Enormes pintadas y un solar en ruinas dañan un espacio histórico

Montse Carneiro A CORUÑA / LA VOZ

A CORUÑA

PACO RODRÍGUEZ

El área arqueológica de San Francisco está rodeada de sillares pintarrajeados y una finca de Defensa cubierta de maleza

27 feb 2017 . Actualizado a las 08:45 h.

A primera vista hay tantas huellas de personas en el corredor que une la Fundación Seoane y los jardines de la Maestranza a través de lo que fue el adarve de la muralla que por sí solas explican muchos movimientos de este espacio transitado hacia las consultas del Abente y Lago, el edificio del Rectorado o el dique de abrigo, entre infinitos posibles destinos. Hace días llamaban la atención descalabros como un cartel de una obra de Creus y Carrasco tumbado en la hierba, una palangana azul entre la maleza del solar abandonado por Defensa, innumerables colillas, preservativos, luminarias rotas, una piedra al pie de un árbol dedicado a una Lucía y por todos lados pintadas, algunas gigantes como las de los muros de la Seoane, otras casi escondidas sobre los viejos sillares del Museo Militar, dentro del área acotada con los restos arqueológicos del convento de San Francisco del siglo XIII, y otras en vías de camuflar el cañón Vickers de 1923 que apunta a Mera y recuerda que la Maestranza era de artillería. Así y todo, el jardín es un lugar primoroso en pleno reventón primaveral con mantos de césped y ciruelos japoneses a punto de florecer, chopos, pinos carrascos, cerezos, sauces llorones colgando sobre los veleros del Náutico.

Manuel Torres viene a menudo desde Silván, una pequeña parroquia de Coristanco que llegó a contar seis granjas de vacas y hoy es todo patatas -«como a peste chegue alí acabouse»-, y tiene por costumbre aparcar en la explanada del Oceanográfico para remontar desde allí la cuesta que lleva al médico. El jardín es el camino natural. Es el más corto y el hombre se mueve con dificultad. Al rodear la excavación de San Francisco, en el último trecho antes del hospital, aparecen los obstáculos. Vallas, desperdicios y conductores abusadores cercan el legado de Luis Seoane.

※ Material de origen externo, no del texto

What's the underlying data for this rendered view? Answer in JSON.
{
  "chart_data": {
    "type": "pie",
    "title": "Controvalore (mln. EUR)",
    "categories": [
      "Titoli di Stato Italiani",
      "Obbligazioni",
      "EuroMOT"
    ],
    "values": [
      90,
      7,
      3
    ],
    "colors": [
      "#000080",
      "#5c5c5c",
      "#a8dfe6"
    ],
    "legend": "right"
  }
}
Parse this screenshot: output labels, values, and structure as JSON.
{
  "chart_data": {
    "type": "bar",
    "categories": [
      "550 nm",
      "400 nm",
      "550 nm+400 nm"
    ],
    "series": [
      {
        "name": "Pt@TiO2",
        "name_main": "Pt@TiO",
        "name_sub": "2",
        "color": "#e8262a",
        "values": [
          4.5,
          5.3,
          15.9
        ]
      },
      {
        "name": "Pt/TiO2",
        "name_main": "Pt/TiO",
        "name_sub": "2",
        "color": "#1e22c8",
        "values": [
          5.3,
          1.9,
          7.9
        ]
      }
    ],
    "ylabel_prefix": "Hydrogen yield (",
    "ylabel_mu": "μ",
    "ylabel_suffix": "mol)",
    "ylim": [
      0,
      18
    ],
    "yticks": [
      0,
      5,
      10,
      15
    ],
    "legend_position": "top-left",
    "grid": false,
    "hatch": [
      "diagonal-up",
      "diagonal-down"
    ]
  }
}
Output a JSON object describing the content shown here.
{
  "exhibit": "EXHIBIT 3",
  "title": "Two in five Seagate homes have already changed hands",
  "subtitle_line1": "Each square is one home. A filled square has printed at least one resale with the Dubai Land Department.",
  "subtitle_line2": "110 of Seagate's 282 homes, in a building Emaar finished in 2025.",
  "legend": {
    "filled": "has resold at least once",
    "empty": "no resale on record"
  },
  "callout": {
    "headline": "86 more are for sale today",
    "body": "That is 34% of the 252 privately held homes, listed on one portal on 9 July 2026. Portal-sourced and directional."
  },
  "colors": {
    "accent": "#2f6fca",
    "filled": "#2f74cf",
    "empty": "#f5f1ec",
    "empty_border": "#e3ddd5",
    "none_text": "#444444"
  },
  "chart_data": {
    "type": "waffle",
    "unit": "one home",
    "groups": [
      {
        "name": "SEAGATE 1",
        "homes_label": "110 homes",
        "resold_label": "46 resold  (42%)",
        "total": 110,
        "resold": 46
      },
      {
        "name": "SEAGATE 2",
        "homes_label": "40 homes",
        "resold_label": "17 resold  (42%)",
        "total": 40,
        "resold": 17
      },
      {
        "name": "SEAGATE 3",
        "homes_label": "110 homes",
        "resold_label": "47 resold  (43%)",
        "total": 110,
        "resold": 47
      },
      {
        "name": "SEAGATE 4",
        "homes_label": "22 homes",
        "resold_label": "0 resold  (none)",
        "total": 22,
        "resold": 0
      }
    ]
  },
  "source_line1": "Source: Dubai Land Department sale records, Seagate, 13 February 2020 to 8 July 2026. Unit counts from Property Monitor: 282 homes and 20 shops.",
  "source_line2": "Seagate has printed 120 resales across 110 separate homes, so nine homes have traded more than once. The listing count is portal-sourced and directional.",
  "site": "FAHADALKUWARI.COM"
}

Un trabajador de la Fundación explica los desbarajustes que se forman cuando toca vaciar el contenedor de papel y un coche bloquea la salida de emergencia y los que se formaban cuando aún no habían colocado la barra que impide la entrada al callejón posterior y alguien, maniobrando, podía hacer añicos la enorme cristalera que se abre al fondo del patio (de armas cuando el edificio era cuartel). En ese callejón se refugian ahora los trabajadores del hospital para hacer una llamada o fumar un cigarrito y los gatos que asoman entre la hierba alta de la parcela donde antes vivían los militares. «Podían haber hecho un aparcamiento dentro del edificio en lugar de derribarlo», comentó una trabajadora del hospital. 

El botellón

Otra historia es la del botellón que recuerda el hombre de la Seoane. Llegó atraído por las lámparas de suelo que alumbraban los corredores perimetrales del edificio y durante meses reunió a centenares de chavales de fiesta semanal. Hasta que destrozaron las lámparas, quedaron a oscuras y como habían llegado se fueron. «Cuando hablaron de reponerlas, yo ya dije: ‘No, dejadlas así que si las arregláis estos vuelven».